*[日本のフォーク・ロック] 茂忠(しげちゅう/小坂忠・鈴木茂)/ まだ夢の途中(Columbia / 2020)
コロナの自粛期間中でしたか、フォローしている小坂忠さんのツイッターでこのリリースを知りまして。オンライン注文限定のCDシングルでサイン付という。しかし!気が付いた時が〆切日の日付をちょうど回った所で(笑)…とはいえ聴いてみたい一心でクリスチャンレーベルのミクタムにひとまず注文しますと、アガペーの愛ですね…すぐにサイン付で送って頂けました。ただただ感謝。
いま闘病中のセンチメンタル・シティ・ロマンスの中野督夫さん、そして鈴木茂さんとの還暦トリオのステージで拝見したときから、新曲を聴いてみたいと思っていた。忠さんも大病をされて復帰されたところ。年を重ね、時代はこんなに変わってしまったけれど、理想主義の火を消してはいけない、まだ夢の途中…という忠さんのメッセージが胸に残った。決して明るいムードの曲調ではないのだけれど。2006年に出た『まだ夢の続き』という自伝のタイトルとも地続きなのだと思う。この本における感動的なエピソード(クリスチャンになったきっかけ)にも揺さぶられてしまっていて、今秋に明月堂書店より刊行予定の『哲学するタネ―西洋思想編①』の中でも取り上げさせて頂いた。バンドは小坂忠、鈴木茂、小原礼、Dr.KyOn、西海孝という安定の布陣。NHKラジオ深夜便の今年2~3月「深夜便のうた」に選ばれている。

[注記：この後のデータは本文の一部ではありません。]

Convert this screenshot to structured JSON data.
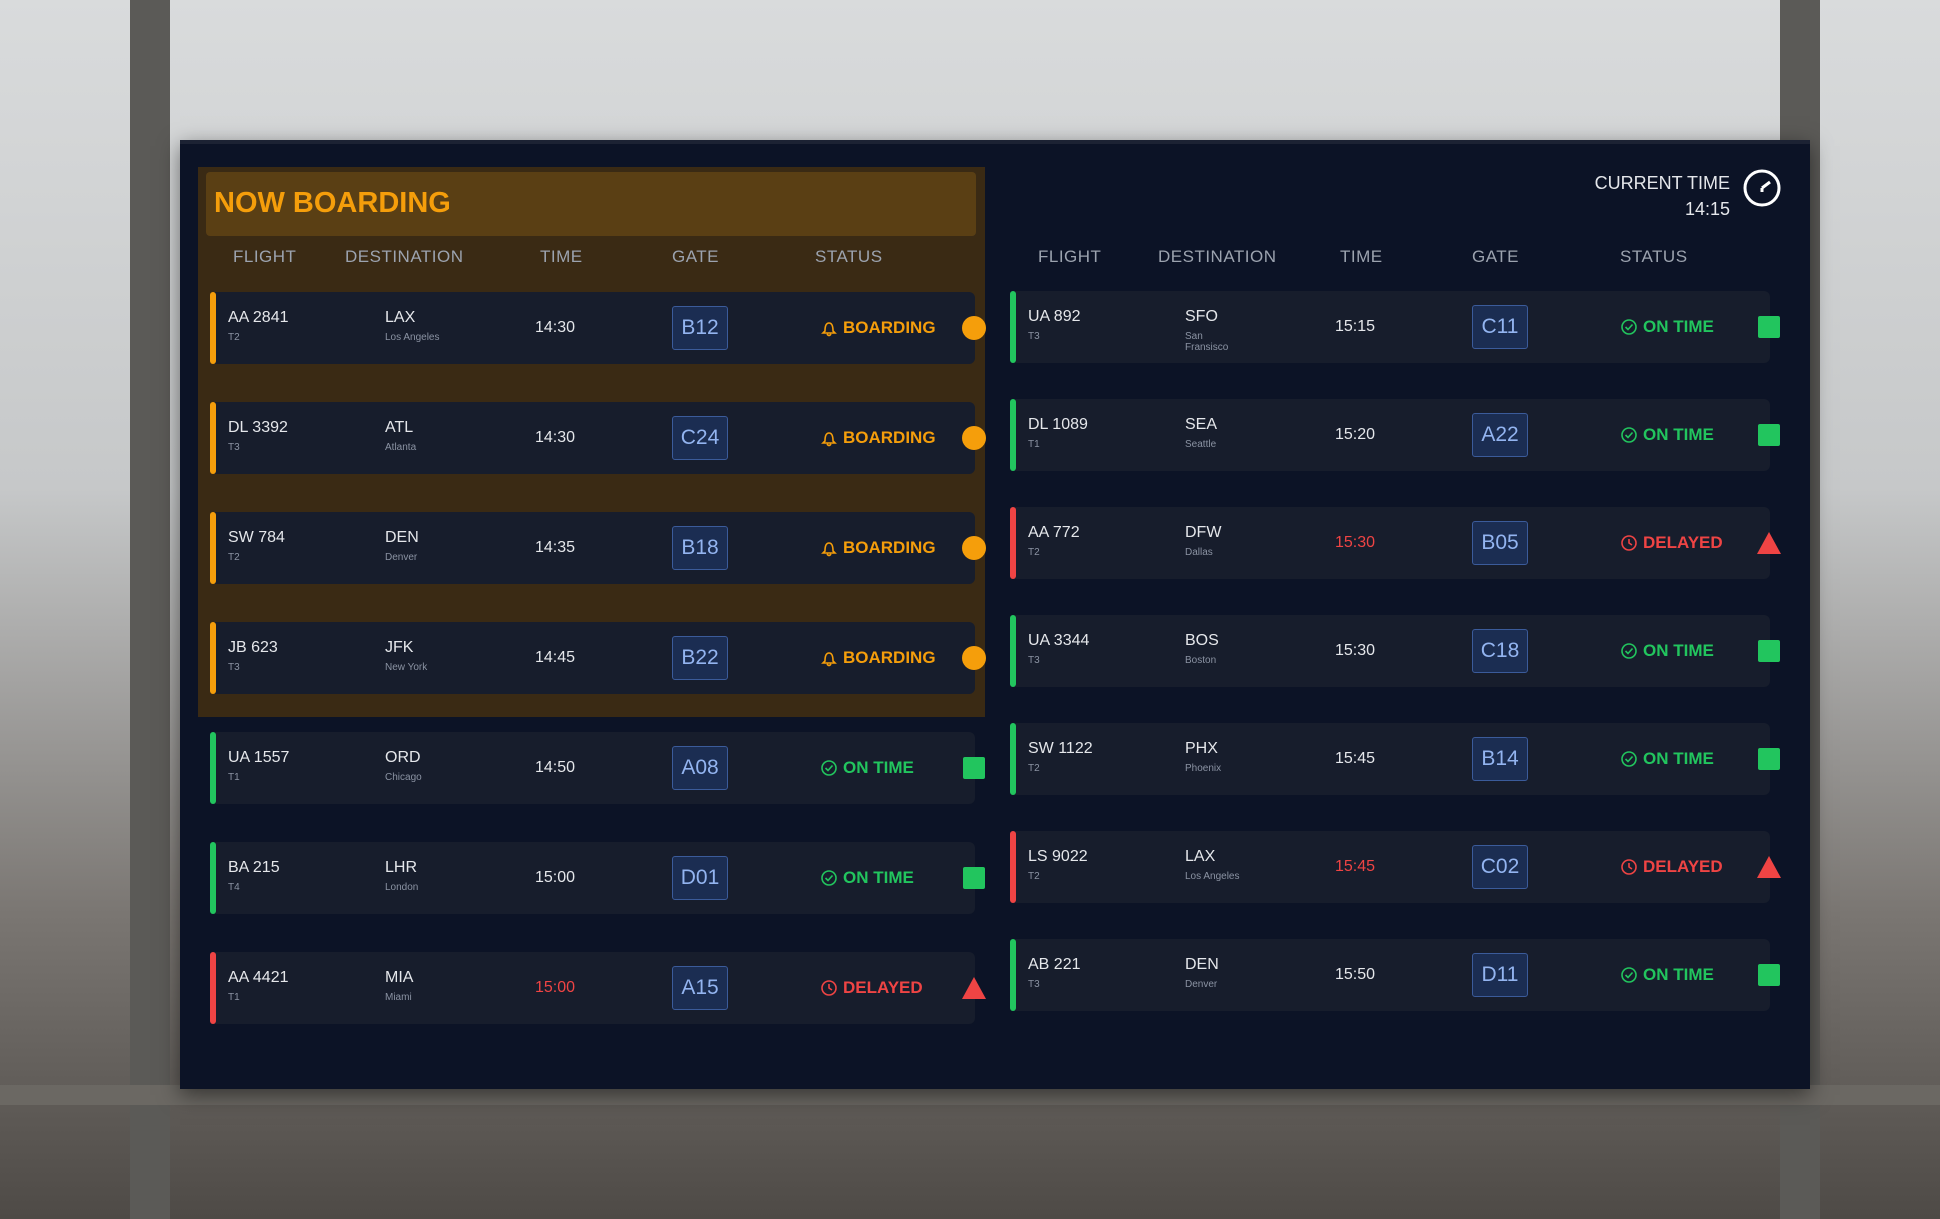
{
  "board": {
    "title": "NOW BOARDING",
    "current_time_label": "CURRENT TIME",
    "current_time": "14:15",
    "left": {
      "columns": [
        "FLIGHT",
        "DESTINATION",
        "TIME",
        "GATE",
        "STATUS"
      ],
      "boarding_rows": [
        {
          "flight": "AA 2841",
          "terminal": "T2",
          "code": "LAX",
          "city": "Los Angeles",
          "time": "14:30",
          "gate": "B12",
          "status": "BOARDING",
          "color": "#f59e0b",
          "indicator": "circle"
        },
        {
          "flight": "DL 3392",
          "terminal": "T3",
          "code": "ATL",
          "city": "Atlanta",
          "time": "14:30",
          "gate": "C24",
          "status": "BOARDING",
          "color": "#f59e0b",
          "indicator": "circle"
        },
        {
          "flight": "SW 784",
          "terminal": "T2",
          "code": "DEN",
          "city": "Denver",
          "time": "14:35",
          "gate": "B18",
          "status": "BOARDING",
          "color": "#f59e0b",
          "indicator": "circle"
        },
        {
          "flight": "JB 623",
          "terminal": "T3",
          "code": "JFK",
          "city": "New York",
          "time": "14:45",
          "gate": "B22",
          "status": "BOARDING",
          "color": "#f59e0b",
          "indicator": "circle"
        }
      ],
      "rows": [
        {
          "flight": "UA 1557",
          "terminal": "T1",
          "code": "ORD",
          "city": "Chicago",
          "time": "14:50",
          "gate": "A08",
          "status": "ON TIME",
          "color": "#22c55e",
          "indicator": "square"
        },
        {
          "flight": "BA 215",
          "terminal": "T4",
          "code": "LHR",
          "city": "London",
          "time": "15:00",
          "gate": "D01",
          "status": "ON TIME",
          "color": "#22c55e",
          "indicator": "square"
        },
        {
          "flight": "AA 4421",
          "terminal": "T1",
          "code": "MIA",
          "city": "Miami",
          "time": "15:00",
          "gate": "A15",
          "status": "DELAYED",
          "color": "#ef4444",
          "indicator": "triangle"
        }
      ]
    },
    "right": {
      "columns": [
        "FLIGHT",
        "DESTINATION",
        "TIME",
        "GATE",
        "STATUS"
      ],
      "rows": [
        {
          "flight": "UA 892",
          "terminal": "T3",
          "code": "SFO",
          "city": "San Fransisco",
          "time": "15:15",
          "gate": "C11",
          "status": "ON TIME",
          "color": "#22c55e",
          "indicator": "square"
        },
        {
          "flight": "DL 1089",
          "terminal": "T1",
          "code": "SEA",
          "city": "Seattle",
          "time": "15:20",
          "gate": "A22",
          "status": "ON TIME",
          "color": "#22c55e",
          "indicator": "square"
        },
        {
          "flight": "AA 772",
          "terminal": "T2",
          "code": "DFW",
          "city": "Dallas",
          "time": "15:30",
          "gate": "B05",
          "status": "DELAYED",
          "color": "#ef4444",
          "indicator": "triangle"
        },
        {
          "flight": "UA 3344",
          "terminal": "T3",
          "code": "BOS",
          "city": "Boston",
          "time": "15:30",
          "gate": "C18",
          "status": "ON TIME",
          "color": "#22c55e",
          "indicator": "square"
        },
        {
          "flight": "SW 1122",
          "terminal": "T2",
          "code": "PHX",
          "city": "Phoenix",
          "time": "15:45",
          "gate": "B14",
          "status": "ON TIME",
          "color": "#22c55e",
          "indicator": "square"
        },
        {
          "flight": "LS 9022",
          "terminal": "T2",
          "code": "LAX",
          "city": "Los Angeles",
          "time": "15:45",
          "gate": "C02",
          "status": "DELAYED",
          "color": "#ef4444",
          "indicator": "triangle"
        },
        {
          "flight": "AB 221",
          "terminal": "T3",
          "code": "DEN",
          "city": "Denver",
          "time": "15:50",
          "gate": "D11",
          "status": "ON TIME",
          "color": "#22c55e",
          "indicator": "square"
        }
      ]
    }
  }
}
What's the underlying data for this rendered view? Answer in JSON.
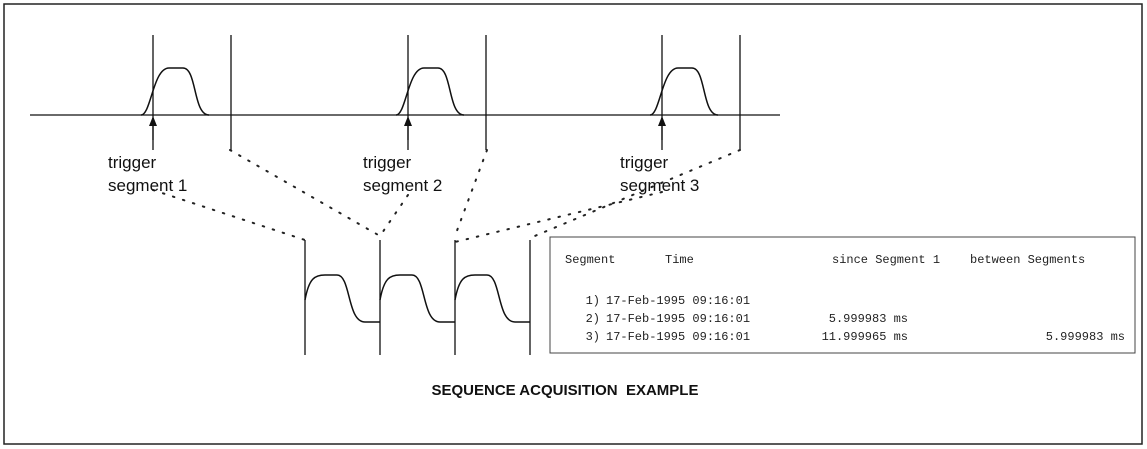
{
  "title": "SEQUENCE ACQUISITION  EXAMPLE",
  "triggers": [
    {
      "line1": "trigger",
      "line2": "segment 1"
    },
    {
      "line1": "trigger",
      "line2": "segment 2"
    },
    {
      "line1": "trigger",
      "line2": "segment 3"
    }
  ],
  "table": {
    "header": [
      "Segment",
      "Time",
      "since Segment 1",
      "between Segments"
    ],
    "rows": [
      {
        "index": "1)",
        "time": "17-Feb-1995 09:16:01"
      },
      {
        "index": "2)",
        "time": "17-Feb-1995 09:16:01",
        "since": "5.999983 ms"
      },
      {
        "index": "3)",
        "time": "17-Feb-1995 09:16:01",
        "since": "11.999965 ms",
        "between": "5.999983 ms"
      }
    ]
  }
}
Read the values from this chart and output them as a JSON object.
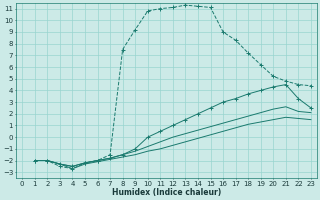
{
  "xlabel": "Humidex (Indice chaleur)",
  "bg_color": "#cceae7",
  "grid_color": "#99d5d0",
  "line_color": "#1a7a6e",
  "xlim": [
    -0.5,
    23.5
  ],
  "ylim": [
    -3.5,
    11.5
  ],
  "xticks": [
    0,
    1,
    2,
    3,
    4,
    5,
    6,
    7,
    8,
    9,
    10,
    11,
    12,
    13,
    14,
    15,
    16,
    17,
    18,
    19,
    20,
    21,
    22,
    23
  ],
  "yticks": [
    -3,
    -2,
    -1,
    0,
    1,
    2,
    3,
    4,
    5,
    6,
    7,
    8,
    9,
    10,
    11
  ],
  "curves": [
    {
      "x": [
        1,
        2,
        3,
        4,
        5,
        6,
        7,
        8,
        9,
        10,
        11,
        12,
        13,
        14,
        15,
        16,
        17,
        18,
        19,
        20,
        21,
        22,
        23
      ],
      "y": [
        -2,
        -2,
        -2.5,
        -2.7,
        -2.2,
        -2,
        -1.5,
        7.5,
        9.2,
        10.8,
        11.0,
        11.1,
        11.3,
        11.2,
        11.1,
        9.0,
        8.3,
        7.2,
        6.2,
        5.2,
        4.8,
        4.5,
        4.4
      ],
      "linestyle": "--",
      "marker": "+"
    },
    {
      "x": [
        1,
        2,
        3,
        4,
        5,
        6,
        7,
        8,
        9,
        10,
        11,
        12,
        13,
        14,
        15,
        16,
        17,
        18,
        19,
        20,
        21,
        22,
        23
      ],
      "y": [
        -2,
        -2,
        -2.3,
        -2.5,
        -2.2,
        -2,
        -1.8,
        -1.5,
        -1,
        0.0,
        0.5,
        1.0,
        1.5,
        2.0,
        2.5,
        3.0,
        3.3,
        3.7,
        4.0,
        4.3,
        4.5,
        3.3,
        2.5
      ],
      "linestyle": "-",
      "marker": "+"
    },
    {
      "x": [
        1,
        2,
        3,
        4,
        5,
        6,
        7,
        8,
        9,
        10,
        11,
        12,
        13,
        14,
        15,
        16,
        17,
        18,
        19,
        20,
        21,
        22,
        23
      ],
      "y": [
        -2,
        -2,
        -2.3,
        -2.5,
        -2.2,
        -2,
        -1.8,
        -1.5,
        -1.2,
        -0.8,
        -0.4,
        0.0,
        0.3,
        0.6,
        0.9,
        1.2,
        1.5,
        1.8,
        2.1,
        2.4,
        2.6,
        2.2,
        2.1
      ],
      "linestyle": "-",
      "marker": null
    },
    {
      "x": [
        1,
        2,
        3,
        4,
        5,
        6,
        7,
        8,
        9,
        10,
        11,
        12,
        13,
        14,
        15,
        16,
        17,
        18,
        19,
        20,
        21,
        22,
        23
      ],
      "y": [
        -2,
        -2,
        -2.3,
        -2.7,
        -2.3,
        -2.1,
        -1.9,
        -1.7,
        -1.5,
        -1.2,
        -1.0,
        -0.7,
        -0.4,
        -0.1,
        0.2,
        0.5,
        0.8,
        1.1,
        1.3,
        1.5,
        1.7,
        1.6,
        1.5
      ],
      "linestyle": "-",
      "marker": null
    }
  ]
}
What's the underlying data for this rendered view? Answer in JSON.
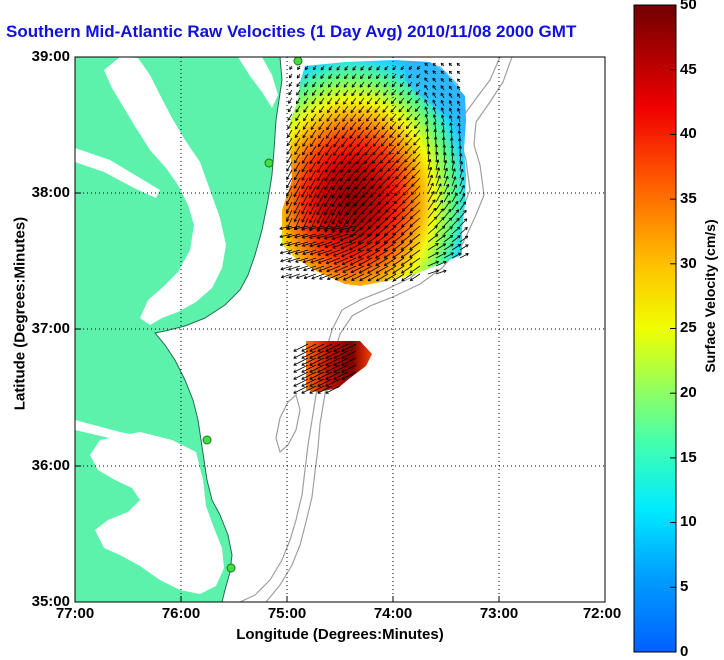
{
  "title": "Southern Mid-Atlantic Raw Velocities (1 Day Avg) 2010/11/08 2000 GMT",
  "xlabel": "Longitude (Degrees:Minutes)",
  "ylabel": "Latitude (Degrees:Minutes)",
  "colorbar": {
    "label": "Surface Velocity (cm/s)",
    "ticks": [
      "0",
      "5",
      "10",
      "15",
      "20",
      "25",
      "30",
      "35",
      "40",
      "45",
      "50"
    ],
    "min": 0,
    "max": 50
  },
  "map": {
    "lon_range": [
      -77,
      -72
    ],
    "lat_range": [
      35,
      39
    ],
    "xticks": [
      "77:00",
      "76:00",
      "75:00",
      "74:00",
      "73:00",
      "72:00"
    ],
    "yticks": [
      "39:00",
      "38:00",
      "37:00",
      "36:00",
      "35:00"
    ],
    "grid": "dotted",
    "colors": {
      "land": "#5cf2ac",
      "water": "#ffffff",
      "bathymetry": "#a0a0a0",
      "vectors": "#000000",
      "stations": "#40e040"
    },
    "stations": [
      {
        "lon": -74.9,
        "lat": 38.96
      },
      {
        "lon": -75.18,
        "lat": 38.2
      },
      {
        "lon": -75.75,
        "lat": 36.2
      },
      {
        "lon": -75.5,
        "lat": 35.25
      }
    ],
    "field_north": {
      "lon_range": [
        -75.1,
        -73.2
      ],
      "lat_range": [
        37.3,
        38.95
      ],
      "speed_peak": 50,
      "peak_lon": -74.4,
      "peak_lat": 37.7
    },
    "field_south": {
      "lon_range": [
        -74.95,
        -74.3
      ],
      "lat_range": [
        36.6,
        36.9
      ],
      "speed_peak": 48
    }
  }
}
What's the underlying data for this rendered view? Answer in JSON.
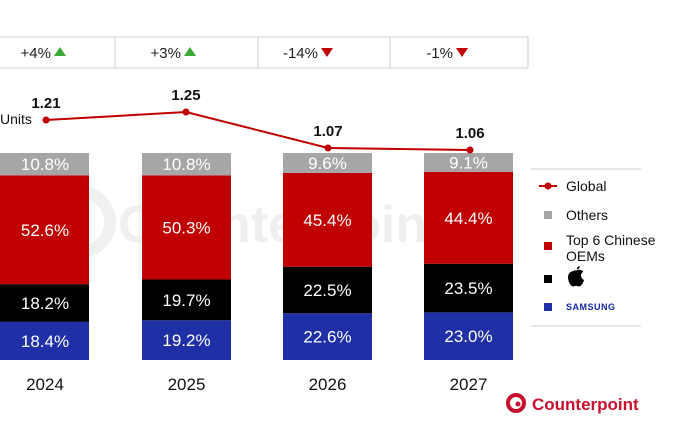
{
  "chart_data": {
    "type": "bar",
    "stacked": true,
    "categories": [
      "2024",
      "2025",
      "2026",
      "2027"
    ],
    "series": [
      {
        "name": "SAMSUNG",
        "color": "#1f2fa6",
        "label_color": "#ffffff",
        "values": [
          18.4,
          19.2,
          22.6,
          23.0
        ],
        "labels": [
          "18.4%",
          "19.2%",
          "22.6%",
          "23.0%"
        ]
      },
      {
        "name": "Apple",
        "color": "#000000",
        "label_color": "#ffffff",
        "values": [
          18.2,
          19.7,
          22.5,
          23.5
        ],
        "labels": [
          "18.2%",
          "19.7%",
          "22.5%",
          "23.5%"
        ]
      },
      {
        "name": "Top 6 Chinese OEMs",
        "color": "#c00000",
        "label_color": "#ffffff",
        "values": [
          52.6,
          50.3,
          45.4,
          44.4
        ],
        "labels": [
          "52.6%",
          "50.3%",
          "45.4%",
          "44.4%"
        ]
      },
      {
        "name": "Others",
        "color": "#a6a6a6",
        "label_color": "#ffffff",
        "values": [
          10.8,
          10.8,
          9.6,
          9.1
        ],
        "labels": [
          "10.8%",
          "10.8%",
          "9.6%",
          "9.1%"
        ]
      }
    ],
    "line": {
      "name": "Global",
      "color": "#c00000",
      "values": [
        1.21,
        1.25,
        1.07,
        1.06
      ],
      "labels": [
        "1.21",
        "1.25",
        "1.07",
        "1.06"
      ]
    },
    "growth": [
      {
        "text": "+4%",
        "direction": "up"
      },
      {
        "text": "+3%",
        "direction": "up"
      },
      {
        "text": "-14%",
        "direction": "down"
      },
      {
        "text": "-1%",
        "direction": "down"
      }
    ],
    "unit_label": "Units",
    "legend_position": "right",
    "legend": [
      {
        "label": "Global",
        "marker": "line-dot",
        "color": "#c00000"
      },
      {
        "label": "Others",
        "marker": "square",
        "color": "#a6a6a6"
      },
      {
        "label": "Top 6 Chinese OEMs",
        "display": [
          "Top 6 Chinese",
          "OEMs"
        ],
        "marker": "square",
        "color": "#c00000"
      },
      {
        "label": "Apple",
        "marker": "square",
        "color": "#000000",
        "icon": "apple-logo-icon"
      },
      {
        "label": "SAMSUNG",
        "marker": "square",
        "color": "#1f2fa6",
        "icon": "samsung-wordmark"
      }
    ],
    "growth_up_color": "#3aaa35",
    "growth_down_color": "#c00000",
    "source_logo": "Counterpoint",
    "watermark": "Counterpoint"
  }
}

そういえば、4月に2001年のポピュラー復帰作・細野晴臣プロデュースの大名盤『People』がクリア・ヴァイナルでリイシューされた(バーニー・グランドマンによるカッティング)。アナログで聴く『People』も文句ナシでした。新たなインタビューも封入。忠さんの円熟のボーカルに聴けるコク、旨味を堪能するとともに、細野さんの時代を超えた音選びがいかに優れているか、ということも思い知らされた。